Elon Musk, CEO of Tesla and self-proclaimed meme-lord, was a significant driving factor in the popularity and price momentum of Dogecoin. In 2021, through his announcement that Tesla purchased $1.5 billion worth of Bitcoin, his tweets significantly influenced the price and overall market sentiment of Bitcoin.
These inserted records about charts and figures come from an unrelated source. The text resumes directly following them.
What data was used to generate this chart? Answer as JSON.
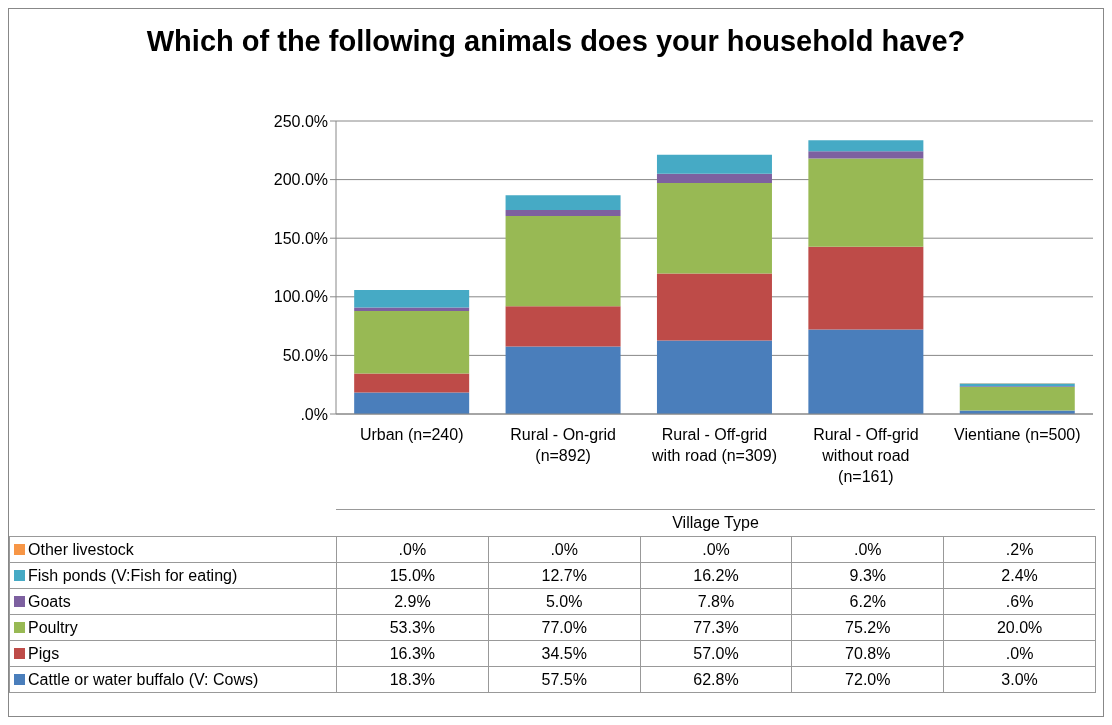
{
  "chart_data": {
    "type": "bar",
    "title": "Which of the following animals does your household have?",
    "xlabel": "Village Type",
    "categories": [
      "Urban (n=240)",
      "Rural - On-grid (n=892)",
      "Rural - Off-grid with road (n=309)",
      "Rural - Off-grid without road (n=161)",
      "Vientiane (n=500)"
    ],
    "stacked": true,
    "ylim": [
      0,
      250
    ],
    "yticks": [
      {
        "value": 0,
        "label": ".0%"
      },
      {
        "value": 50,
        "label": "50.0%"
      },
      {
        "value": 100,
        "label": "100.0%"
      },
      {
        "value": 150,
        "label": "150.0%"
      },
      {
        "value": 200,
        "label": "200.0%"
      },
      {
        "value": 250,
        "label": "250.0%"
      }
    ],
    "grid": "y",
    "legend": "bottom",
    "series": [
      {
        "name": "Cattle or water buffalo (V: Cows)",
        "color": "#4a7ebb",
        "values": [
          18.3,
          57.5,
          62.8,
          72.0,
          3.0
        ],
        "value_labels": [
          "18.3%",
          "57.5%",
          "62.8%",
          "72.0%",
          "3.0%"
        ]
      },
      {
        "name": "Pigs",
        "color": "#be4b48",
        "values": [
          16.3,
          34.5,
          57.0,
          70.8,
          0
        ],
        "value_labels": [
          "16.3%",
          "34.5%",
          "57.0%",
          "70.8%",
          ".0%"
        ]
      },
      {
        "name": "Poultry",
        "color": "#98b954",
        "values": [
          53.3,
          77.0,
          77.3,
          75.2,
          20.0
        ],
        "value_labels": [
          "53.3%",
          "77.0%",
          "77.3%",
          "75.2%",
          "20.0%"
        ]
      },
      {
        "name": "Goats",
        "color": "#7d60a0",
        "values": [
          2.9,
          5.0,
          7.8,
          6.2,
          0.6
        ],
        "value_labels": [
          "2.9%",
          "5.0%",
          "7.8%",
          "6.2%",
          ".6%"
        ]
      },
      {
        "name": "Fish ponds (V:Fish for eating)",
        "color": "#46aac5",
        "values": [
          15.0,
          12.7,
          16.2,
          9.3,
          2.4
        ],
        "value_labels": [
          "15.0%",
          "12.7%",
          "16.2%",
          "9.3%",
          "2.4%"
        ]
      },
      {
        "name": "Other livestock",
        "color": "#f79646",
        "values": [
          0,
          0,
          0,
          0,
          0.2
        ],
        "value_labels": [
          ".0%",
          ".0%",
          ".0%",
          ".0%",
          ".2%"
        ]
      }
    ]
  }
}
So what does this have to do with Dogecoin? Well, as you are aware, this one man has a noticeable effect on the market, and there is one coin he endorses above all else: that being, Dogecoin. Through a series of tweets, Elon Musk rallied the price by 33% after accepting doge payments for Tesla-branded merch. More importantly, Elon Musk announced his appearance on SNL in April 2021. As a result, DOGE skyrocketed 220% in the lead-up to the event, leading to an all-time high of $0.78. Doge, of course, was due for a heavy correction. In true “buy the rumour, sell the news” fashion, Doge plummeted 60% from the point Elon said the word Dogecoin on live television.

Rise of the clones

“Two things are infinite: the universe and human stupidity.” 

Albert Einstein

The fame of Dogecoin saw the rise of copycat coins. These are meme coins with large uncapped supplies and tokenomics similar to Dogecoin. Shiba Inu is a notable copycat that was able to get enough traction to reach a listing on Binance. The price rose from $0.000007 to $0.00008, a monstrous 11x gain in the space of a month. Many named it the Doge killer, yet now the hype is over SHIB trades at $0.00001. During the peak of the bull run in early April 2021, the concept of meme coins (dubbed “shit-coins”) was rampant. Safemoon, Cumrocket, Feed Every Gorilla, and Shiba Inu are a few of the projects that saw astronomical gains. With the surge of such rogue projects came a wave of scammers and rug pulls; many gains were made at the expense of naive investors. 

The Aftermath

After the hype over Dogecoin died down, the bull market’s correction, and the bloodbath of copycat coins, many saw Dogecoin for what it truly was: a meme. A report in August 2021 by chainalysis showed that only 535 entities held 82% of Dogecoin’s total supply; as you might imagine, this super-concentrated level of whale holdings isn’t sustainable in the long run. In the desolate grave of “crashed and burned” meme coins, Dogecoin remains king. However, the king of meme coins is nothing to brag about and is not an area I personally recommend investing in any time soon.